Figure 2Prediction of modified Rankin Scale (mRS) at hospital discharge. The outcome variable mRS at discharge was transformed from 6 ordinal classes to a binary class. The good outcome was defined by mRS {0,1,2}, whereas the bad outcome was indicated by mRS {3,4,5,6}. (A) The t-SNE graph shows the distribution of the data.
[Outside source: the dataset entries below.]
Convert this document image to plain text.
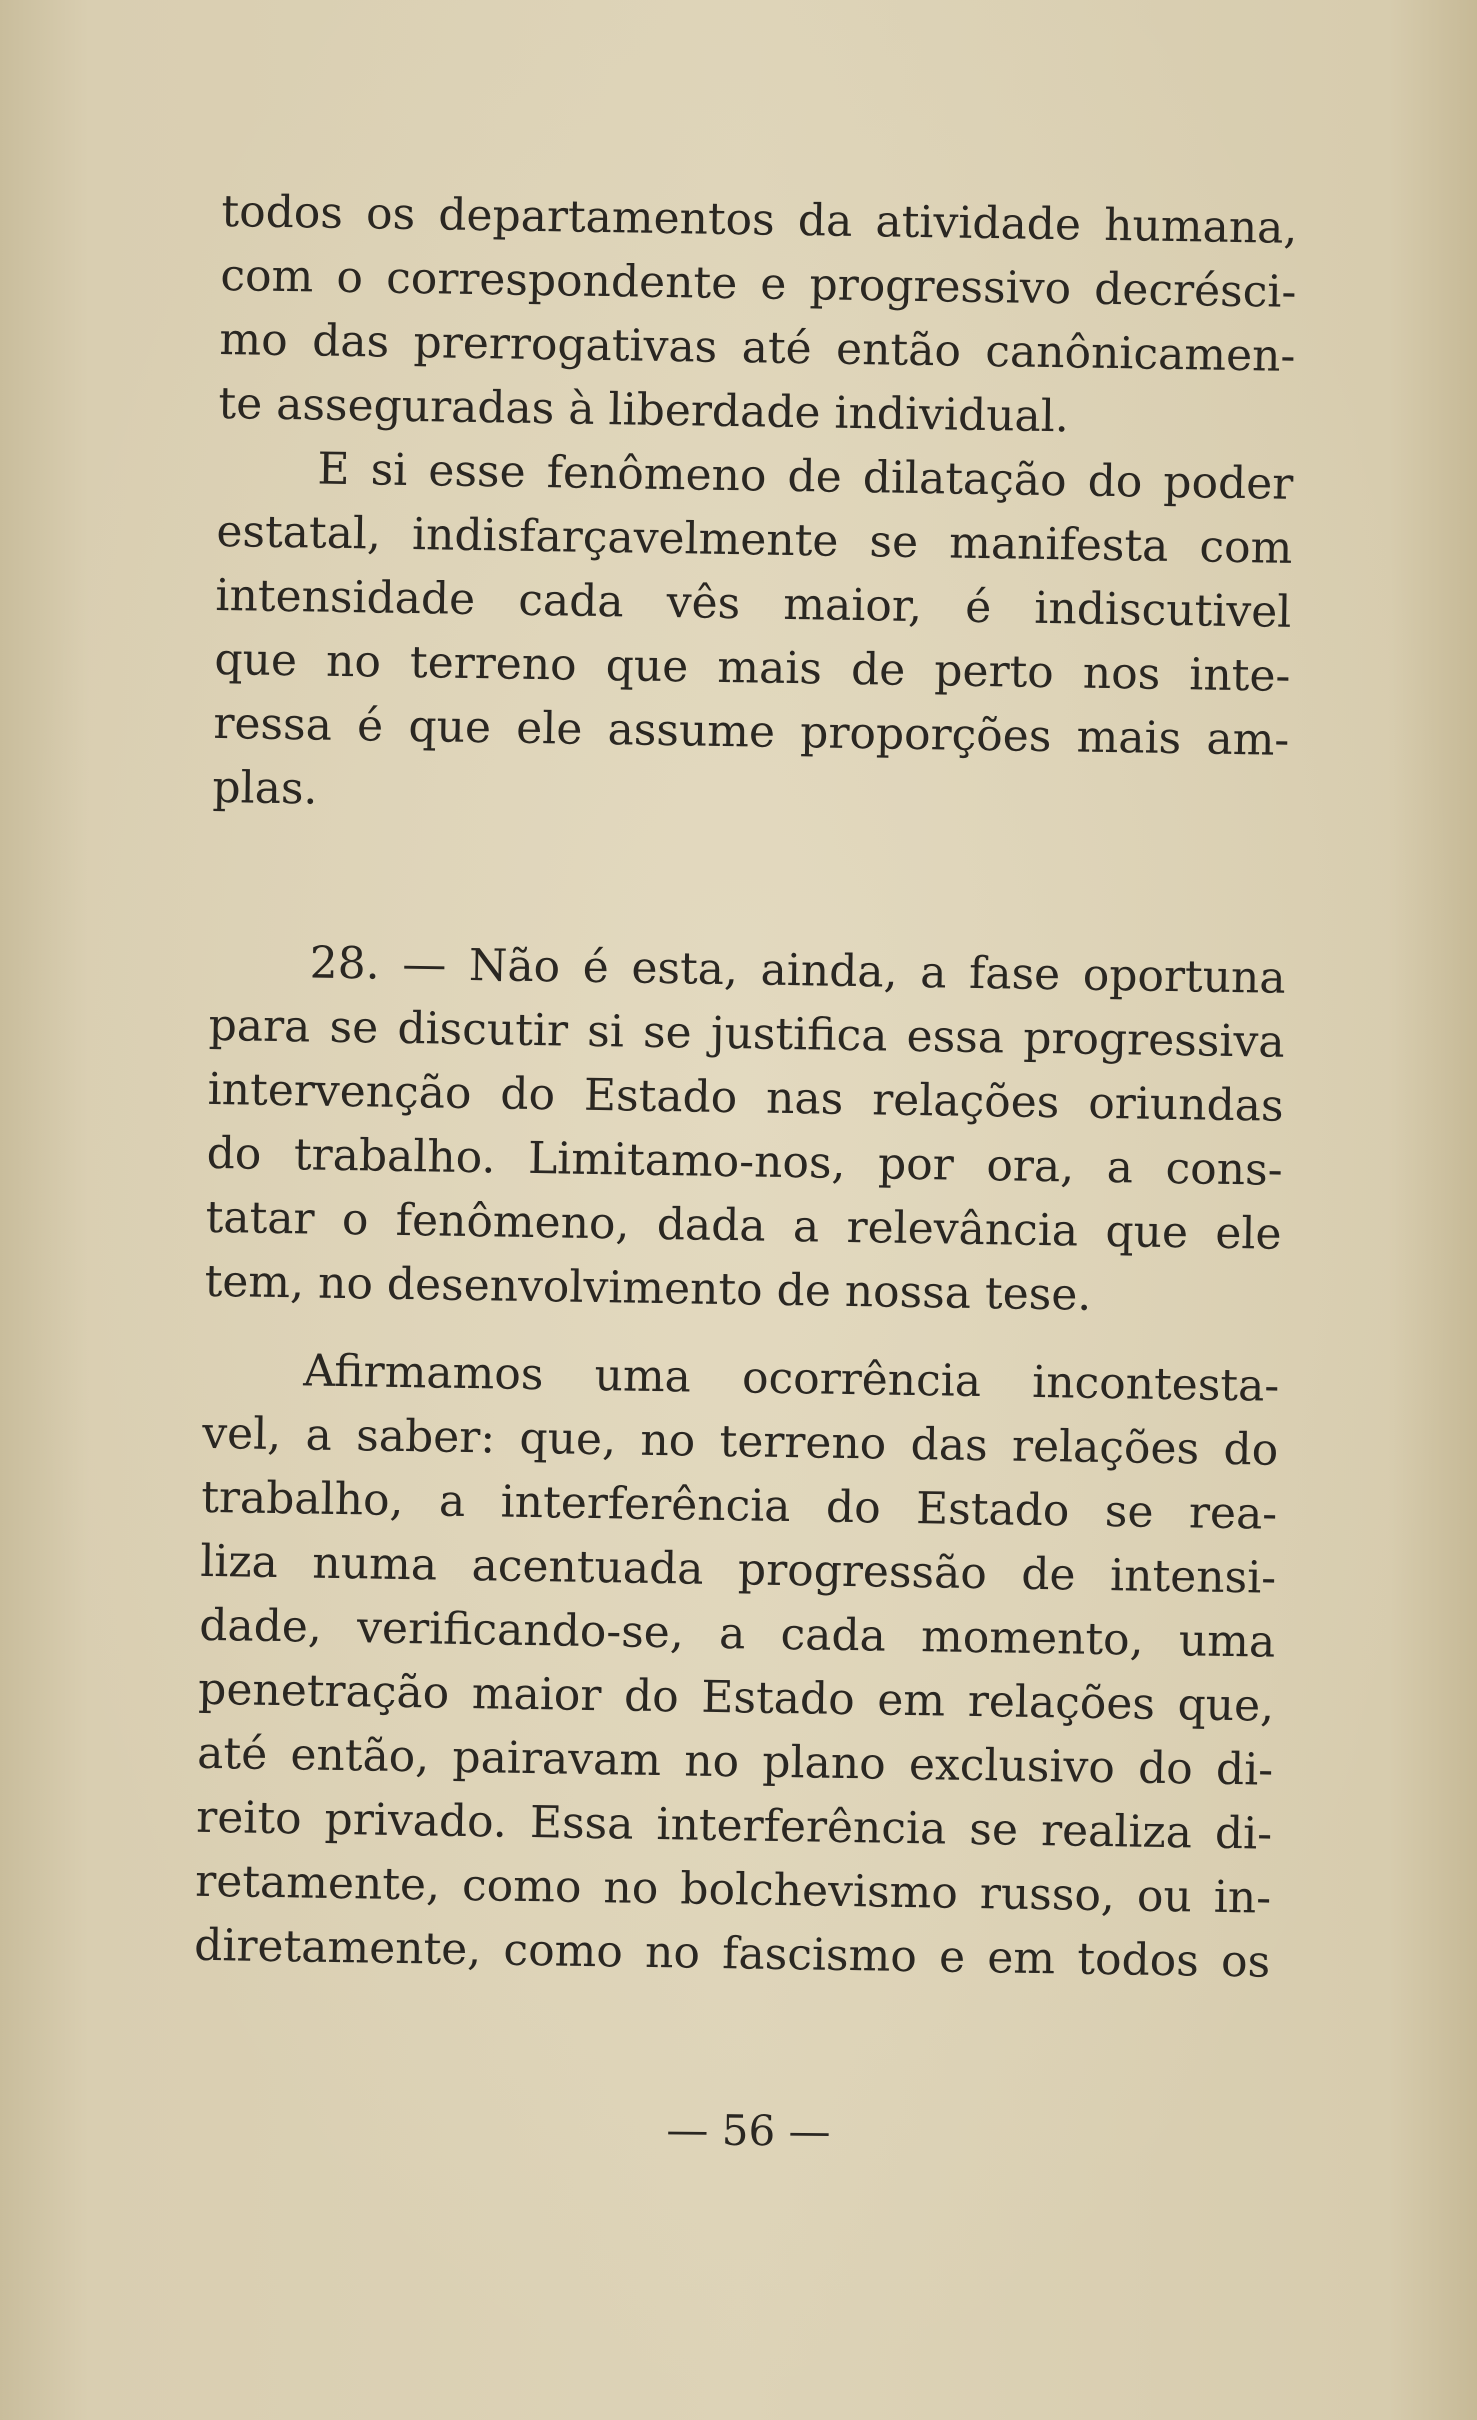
todos os departamentos da atividade humana,
com o correspondente e progressivo decrésci-
mo das prerrogativas até então canônicamen-
te asseguradas à liberdade individual.
E si esse fenômeno de dilatação do poder
estatal, indisfarçavelmente se manifesta com
intensidade cada vês maior, é indiscutivel
que no terreno que mais de perto nos inte-
ressa é que ele assume proporções mais am-
plas.
28. — Não é esta, ainda, a fase oportuna
para se discutir si se justifica essa progressiva
intervenção do Estado nas relações oriundas
do trabalho. Limitamo-nos, por ora, a cons-
tatar o fenômeno, dada a relevância que ele
tem, no desenvolvimento de nossa tese.
Afirmamos uma ocorrência incontesta-
vel, a saber: que, no terreno das relações do
trabalho, a interferência do Estado se rea-
liza numa acentuada progressão de intensi-
dade, verificando-se, a cada momento, uma
penetração maior do Estado em relações que,
até então, pairavam no plano exclusivo do di-
reito privado. Essa interferência se realiza di-
retamente, como no bolchevismo russo, ou in-
diretamente, como no fascismo e em todos os
— 56 —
Orange indicates discharge mRS 3-6 and blue represents mRS 0-2. (B) ROC curves for 4 machine learning models. (C) Comparisons of AUC between the data with and without normalization of numerical features. (D) AUC for different amounts of data. AUC: area under the curve; DNN: deep neural network; LGBM; light gradient boosting machine; mRS: modified Rankin Scale; RF: random forest; ROC: receiver operating characteristic; SVM: support vector machine; t-SNE: t-distributed stochastic neighbor embedding.
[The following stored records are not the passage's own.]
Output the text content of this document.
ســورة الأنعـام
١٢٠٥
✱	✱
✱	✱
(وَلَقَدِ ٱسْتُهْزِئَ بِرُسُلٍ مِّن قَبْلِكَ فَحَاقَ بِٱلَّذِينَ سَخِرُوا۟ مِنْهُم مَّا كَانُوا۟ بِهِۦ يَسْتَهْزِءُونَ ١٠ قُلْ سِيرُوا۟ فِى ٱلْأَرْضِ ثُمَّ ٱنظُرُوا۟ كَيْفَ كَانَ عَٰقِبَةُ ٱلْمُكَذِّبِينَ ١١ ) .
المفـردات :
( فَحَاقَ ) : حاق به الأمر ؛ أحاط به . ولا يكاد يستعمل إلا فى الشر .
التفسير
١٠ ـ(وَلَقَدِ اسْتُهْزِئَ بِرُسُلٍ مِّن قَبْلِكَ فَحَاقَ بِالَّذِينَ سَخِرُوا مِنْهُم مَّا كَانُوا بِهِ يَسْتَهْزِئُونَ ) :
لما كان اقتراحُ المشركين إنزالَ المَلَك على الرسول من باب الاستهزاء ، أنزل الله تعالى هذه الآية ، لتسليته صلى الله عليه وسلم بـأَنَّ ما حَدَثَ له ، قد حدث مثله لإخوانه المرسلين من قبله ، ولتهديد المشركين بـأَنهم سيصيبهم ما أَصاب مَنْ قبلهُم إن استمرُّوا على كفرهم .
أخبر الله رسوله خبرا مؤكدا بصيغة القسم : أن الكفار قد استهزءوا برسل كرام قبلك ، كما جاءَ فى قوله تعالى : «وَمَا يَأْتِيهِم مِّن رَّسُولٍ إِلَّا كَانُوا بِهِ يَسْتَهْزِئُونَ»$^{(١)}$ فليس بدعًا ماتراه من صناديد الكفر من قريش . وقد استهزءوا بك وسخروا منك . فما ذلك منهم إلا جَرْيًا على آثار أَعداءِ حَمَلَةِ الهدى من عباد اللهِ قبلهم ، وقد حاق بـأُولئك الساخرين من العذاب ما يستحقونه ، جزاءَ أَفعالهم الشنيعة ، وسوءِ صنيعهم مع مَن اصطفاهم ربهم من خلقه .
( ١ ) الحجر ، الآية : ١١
Figure 3Feature importance for predicting modified Rankin Scale at hospital discharge. (A) Top 5 important features of random forest and light gradient boosting machine. SHapley Additive exPlanations of (B) random forest and (C) light gradient boosting machine. Red indicates higher feature sample values, and blue indicates lower feature sample values. For example, the higher the total National Institutes of Health Stroke Scale scores at emergency room and at ward admission, the more severe would be the stroke outcome. ALT: alanine transaminase; APTT: activated partial thromboplastin time; DM: diabetes mellitus; ER: emergency room; LGBM: light gradient boosting machine; LOC: level of consciousness; NIHSS: National Institutes of Health Stroke Scale; RF: random forest; SHAP: SHapley Additive exPlanations. Wd: ward.
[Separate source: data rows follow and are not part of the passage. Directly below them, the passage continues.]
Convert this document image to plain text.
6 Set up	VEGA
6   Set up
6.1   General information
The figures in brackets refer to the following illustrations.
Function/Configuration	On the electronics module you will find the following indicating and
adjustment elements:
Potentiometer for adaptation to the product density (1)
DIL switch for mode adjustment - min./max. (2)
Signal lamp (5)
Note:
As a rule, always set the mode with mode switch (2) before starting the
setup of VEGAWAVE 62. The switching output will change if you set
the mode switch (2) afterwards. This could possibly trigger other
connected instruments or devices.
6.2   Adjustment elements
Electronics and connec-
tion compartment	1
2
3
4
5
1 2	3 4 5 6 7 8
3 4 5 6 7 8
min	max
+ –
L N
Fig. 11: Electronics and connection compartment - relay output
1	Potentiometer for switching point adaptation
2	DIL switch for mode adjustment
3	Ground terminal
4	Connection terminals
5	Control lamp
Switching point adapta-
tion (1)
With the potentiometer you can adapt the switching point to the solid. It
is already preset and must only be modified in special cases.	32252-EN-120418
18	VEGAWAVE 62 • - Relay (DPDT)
Figure 4Prediction of in-hospital deterioration. (A) Visualization by t-distributed stochastic neighbor embedding of the original sample shows an imbalanced outcome. The 3 resampling methods processed the imbalanced data with (B) random under sampling decreasing the majority class, (C) random over sampling increasing the minority class, and (D) synthetic minority over-sampling technique with nominal continuous data synthesis from the minority class. (E) Receiver operating characteristic curves for predicting in-hospital deterioration from the data without resampling. (F) Comparison of the area under the curve in the different resampling methods. Random under sampling was a reasonable choice for resampling. It improved the performance of the random forest, light gradient boosting machine, and support vector machine models, but not the deep neural network. The deep neural network performed better on the original data set than on the resampled data set. DNN: deep neural network; LGBM: light gradient boosting machine; RF: random forest; ROC: receiver operating characteristic; ROS: random over sampling; RUS: random under sampling; SMOTE-NC: synthetic minority over-sampling technique-nominal continuous; SVM: support vector machine.
Figure 5Feature importance for predicting in-hospital deterioration (without resampling). (A) Top 5 important features include initial systolic blood pressure at hospital admission in random forest and light gradient boosting machine. National Institutes of Health Stroke Scale total score at ward admission is also an important feature in both models. SHapley Additive exPlanations of (B) random forest and of (C) light gradient boosting machine. ALT: alanine transaminase; APTT: activated partial thromboplastin time; BUN: blood urea nitrogen; DBP: diastolic blood pressure; DM: diabetes mellitus; ER: emergency room; HDL: high-density lipoprotein; LDL: low-density lipoprotein; NIHSS: National Institutes of Health Stroke Scale; PT: prothrombin time; RBC: red blood cell; SBP: systolic blood pressure; WBC: white blood cell; Wd: ward.